Die Raspberry Pi Foundation hat eine offizielle Maus und Tastatur für den Bastelrechner Raspberry Pi ins Verkaufsprogramm genommen. Beide Geräte sind recht günstig, es gibt sie in einem Himbeer-Farbton sowie in Grau und Schwarz.

Für den Bastelrechner Raspberry Pi gibt es ab sofort eine offizielle Maus und Tastatur. Die gibt es in einer Himbeer-Rot-Weiß-Kombination und etwas konservativer als vornehmlich schwarze Variante mit vereinzelten Graubereichen. Beide Eingabegeräte sind vergleichsweise kompakt ausgefallen.

Die Tastatur ist gerade einmal 28 Zentimeter breit. Das entspricht in etwa der Breite des Haupttastenblocks einer Standardtastatur. Platz für einen separaten Nummernblock gibt es also nicht, dieser kann aber mit Hilfe einer Nummernblocktaste über andere Tasten gelegt werden. Zudem sind einige Tasten kleiner ausgefallen. Das gilt vor allem für die Cursor-Tasten, aber auch für die Raute- und Plus-Taste. Etwas mehr Aufschluss gibt die mechanische PDF-Zeichnung der Tastatur. In der ersten Auslieferung wird es sechs Tastaturlayouts geben. Darunter auch das deutsche Qwertz-Standardlayout. Das Anschlusskabel der USB-Tastatur ist rund einen Meter lang. Über drei Buchsen des USB-Typ-A (USB 2.0) lässt sich die Tastatur auch als Hub verwenden. Deswegen ist sie nach hinten hin auch etwas aufgebockt.

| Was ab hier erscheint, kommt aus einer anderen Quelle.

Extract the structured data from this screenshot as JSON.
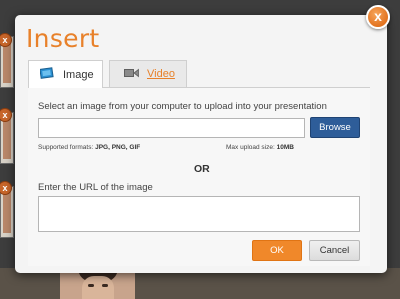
{
  "dialog": {
    "title": "Insert",
    "close_label": "x"
  },
  "tabs": [
    {
      "label": "Image",
      "icon": "image-icon",
      "active": true
    },
    {
      "label": "Video",
      "icon": "video-camera-icon",
      "active": false
    }
  ],
  "upload": {
    "instruction": "Select an image from your computer to upload into your presentation",
    "file_value": "",
    "browse_label": "Browse",
    "formats_label": "Supported formats:",
    "formats_value": "JPG, PNG, GIF",
    "max_label": "Max upload size:",
    "max_value": "10MB"
  },
  "separator": "OR",
  "url": {
    "label": "Enter the URL of the image",
    "value": ""
  },
  "actions": {
    "ok_label": "OK",
    "cancel_label": "Cancel"
  },
  "background": {
    "delete_label": "x"
  },
  "colors": {
    "accent": "#e8812a",
    "browse": "#2e5d99",
    "ok": "#f0882a"
  }
}
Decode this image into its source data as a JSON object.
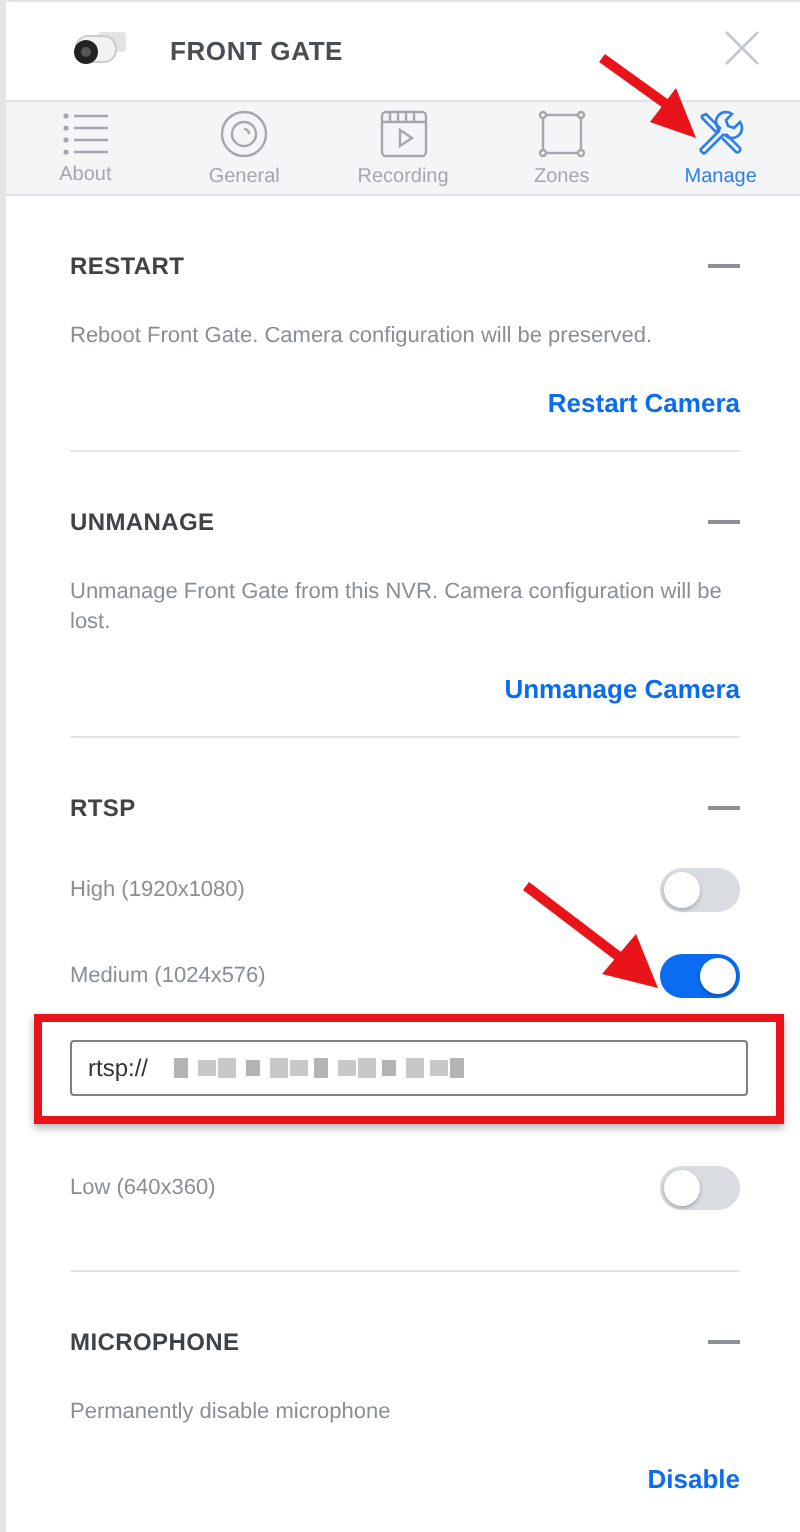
{
  "header": {
    "title": "FRONT GATE"
  },
  "tabs": [
    {
      "label": "About",
      "selected": false
    },
    {
      "label": "General",
      "selected": false
    },
    {
      "label": "Recording",
      "selected": false
    },
    {
      "label": "Zones",
      "selected": false
    },
    {
      "label": "Manage",
      "selected": true
    }
  ],
  "sections": [
    {
      "kind": "action",
      "title": "RESTART",
      "description": "Reboot Front Gate. Camera configuration will be preserved.",
      "action": "Restart Camera"
    },
    {
      "kind": "action",
      "title": "UNMANAGE",
      "description": "Unmanage Front Gate from this NVR. Camera configuration will be lost.",
      "action": "Unmanage Camera"
    },
    {
      "kind": "streams",
      "title": "RTSP",
      "streams": [
        {
          "label": "High (1920x1080)",
          "on": false
        },
        {
          "label": "Medium (1024x576)",
          "on": true,
          "url": {
            "value": "rtsp://",
            "highlighted": true
          }
        },
        {
          "label": "Low (640x360)",
          "on": false
        }
      ]
    },
    {
      "kind": "action",
      "title": "MICROPHONE",
      "description": "Permanently disable microphone",
      "action": "Disable"
    }
  ]
}
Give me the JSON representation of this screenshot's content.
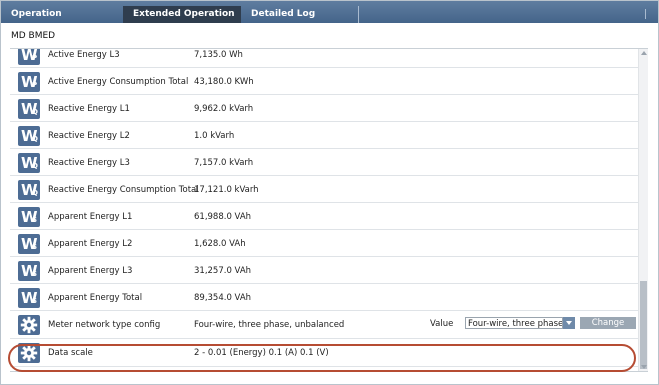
{
  "tabs": [
    {
      "label": "Operation"
    },
    {
      "label": "Extended Operation"
    },
    {
      "label": "Detailed Log"
    }
  ],
  "device": {
    "title": "MD BMED"
  },
  "rows": [
    {
      "icon": "W",
      "sub": "P",
      "label": "Active Energy L3",
      "value": "7,135.0 Wh"
    },
    {
      "icon": "W",
      "sub": "P",
      "label": "Active Energy Consumption Total",
      "value": "43,180.0 KWh"
    },
    {
      "icon": "W",
      "sub": "Q",
      "label": "Reactive Energy  L1",
      "value": "9,962.0 kVarh"
    },
    {
      "icon": "W",
      "sub": "Q",
      "label": "Reactive Energy  L2",
      "value": "1.0 kVarh"
    },
    {
      "icon": "W",
      "sub": "Q",
      "label": "Reactive Energy  L3",
      "value": "7,157.0 kVarh"
    },
    {
      "icon": "W",
      "sub": "Q",
      "label": "Reactive Energy Consumption Total",
      "value": "17,121.0 kVarh"
    },
    {
      "icon": "W",
      "sub": "S",
      "label": "Apparent Energy L1",
      "value": "61,988.0 VAh"
    },
    {
      "icon": "W",
      "sub": "S",
      "label": "Apparent Energy L2",
      "value": "1,628.0 VAh"
    },
    {
      "icon": "W",
      "sub": "S",
      "label": "Apparent Energy L3",
      "value": "31,257.0 VAh"
    },
    {
      "icon": "W",
      "sub": "S",
      "label": "Apparent Energy Total",
      "value": "89,354.0 VAh"
    }
  ],
  "config_row": {
    "label": "Meter network type config",
    "value": "Four-wire, three phase, unbalanced",
    "control_label": "Value",
    "select_value": "Four-wire, three phase, u",
    "button_label": "Change"
  },
  "scale_row": {
    "label": "Data scale",
    "value": "2 - 0.01 (Energy) 0.1 (A) 0.1 (V)"
  },
  "colors": {
    "tab_bar": "#4f6f94",
    "active_tab": "#2f3d4e",
    "icon_bg": "#4d6c94",
    "highlight": "#b64c33"
  }
}
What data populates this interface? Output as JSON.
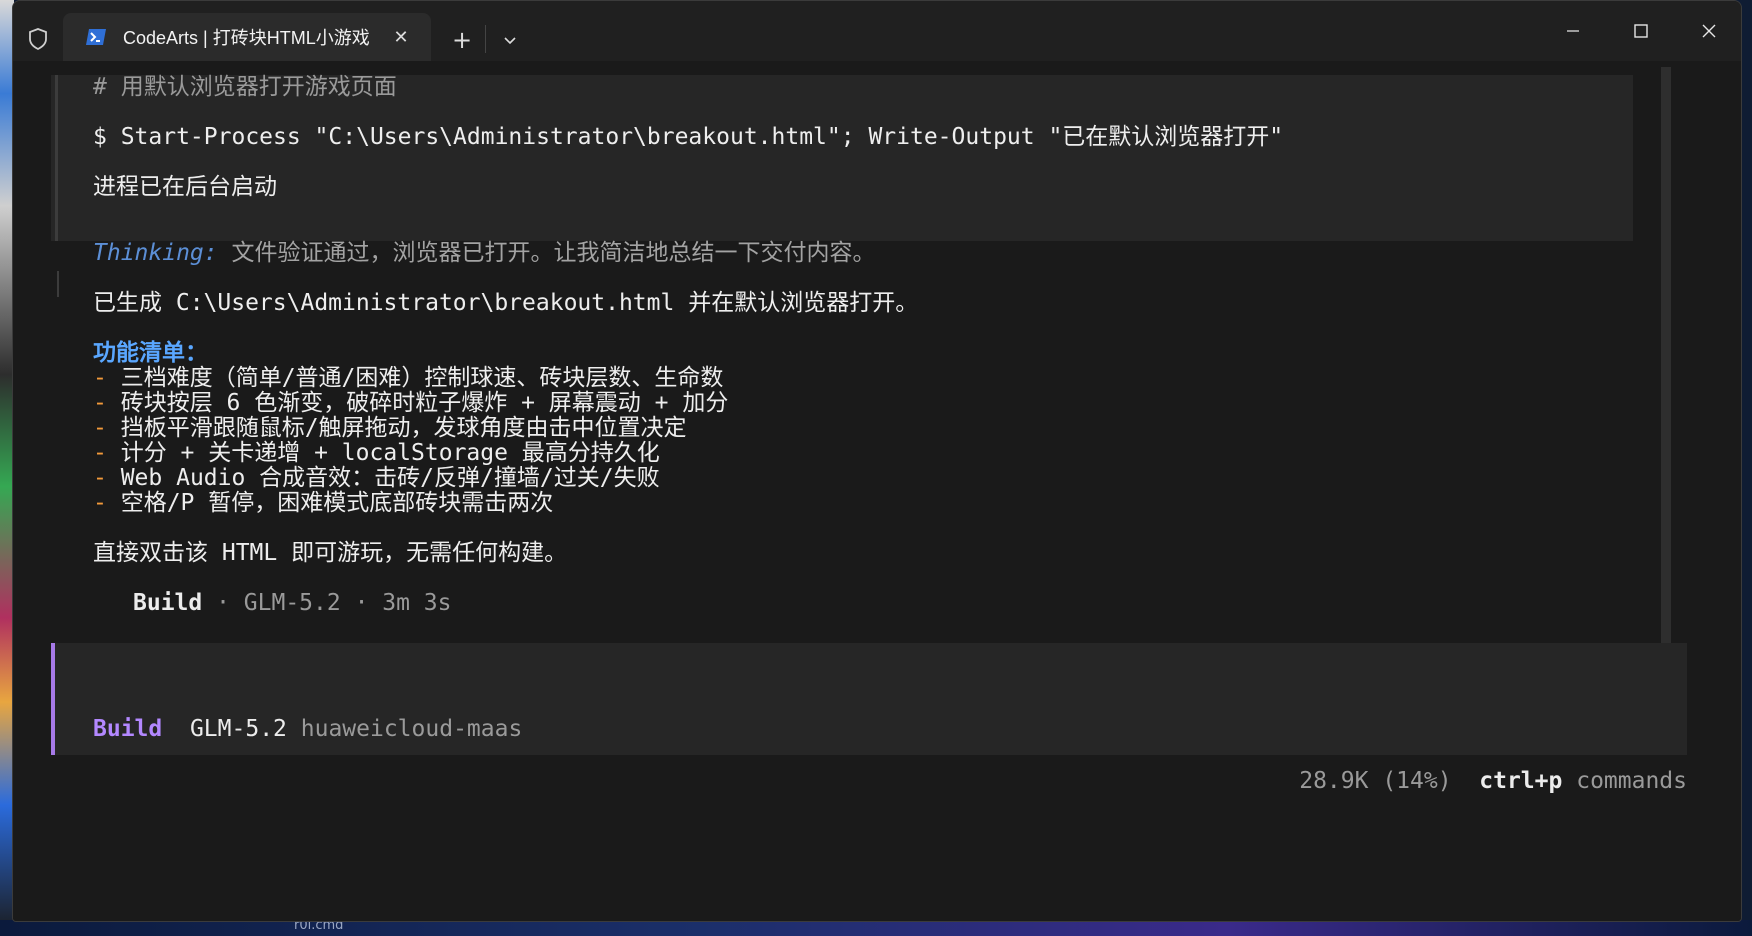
{
  "window": {
    "tab_title": "CodeArts | 打砖块HTML小游戏",
    "icons": {
      "shield": "shield-icon",
      "terminal": "powershell-icon",
      "close_tab": "close-icon",
      "new_tab": "plus-icon",
      "dropdown": "chevron-down-icon",
      "minimize": "minimize-icon",
      "maximize": "maximize-icon",
      "close": "close-icon"
    },
    "new_tab_glyph": "+",
    "close_glyph": "✕"
  },
  "tool_output": {
    "comment": "# 用默认浏览器打开游戏页面",
    "command": "$ Start-Process \"C:\\Users\\Administrator\\breakout.html\"; Write-Output \"已在默认浏览器打开\"",
    "result": "进程已在后台启动"
  },
  "thinking": {
    "label": "Thinking:",
    "text": " 文件验证通过，浏览器已打开。让我简洁地总结一下交付内容。"
  },
  "response": {
    "summary": "已生成 C:\\Users\\Administrator\\breakout.html 并在默认浏览器打开。",
    "features_title": "功能清单：",
    "dash": "- ",
    "features": [
      "三档难度（简单/普通/困难）控制球速、砖块层数、生命数",
      "砖块按层 6 色渐变，破碎时粒子爆炸 + 屏幕震动 + 加分",
      "挡板平滑跟随鼠标/触屏拖动，发球角度由击中位置决定",
      "计分 + 关卡递增 + localStorage 最高分持久化",
      "Web Audio 合成音效：击砖/反弹/撞墙/过关/失败",
      "空格/P 暂停，困难模式底部砖块需击两次"
    ],
    "closing": "直接双击该 HTML 即可游玩，无需任何构建。"
  },
  "build_footer": {
    "name": "Build",
    "meta": " · GLM-5.2 · 3m 3s"
  },
  "input": {
    "mode": "Build",
    "model": "GLM-5.2",
    "provider": "huaweicloud-maas"
  },
  "status": {
    "tokens": "28.9K (14%)",
    "keys": "ctrl+p",
    "commands": "commands"
  },
  "desktop": {
    "taskbar_text": "r0i.cmd"
  },
  "colors": {
    "accent_purple": "#b388ff",
    "thinking_blue": "#5c8fd6",
    "title_blue": "#5aa7ff",
    "dash_orange": "#f39a3a"
  }
}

Bei der Maus gibt es kaum Besonderheiten. Das Kabel ist mit 63 Zentimetern etwas kürzer, soll also eher zum Tastatur-Hub geführt werden. Die Maus hat drei Tasten und ein Scrollrad. Bei Oberflächen, die sich schwer abtasten lassen, soll ein Mauspad verwendet werden. Die Maus ist für Links- wie auch Rechtshänder gleichermaßen geeignet.

Maus und Tastatur sind schon in einigen Shops gelistet. Die Maus kostet rund acht Euro, die Tastatur wird für rund 18 Euro angeboten. Einzelne Shops bieten beides auch als Set an. Die Preise können hier variieren.

Autor des Artikels ist Andreas Sebayang.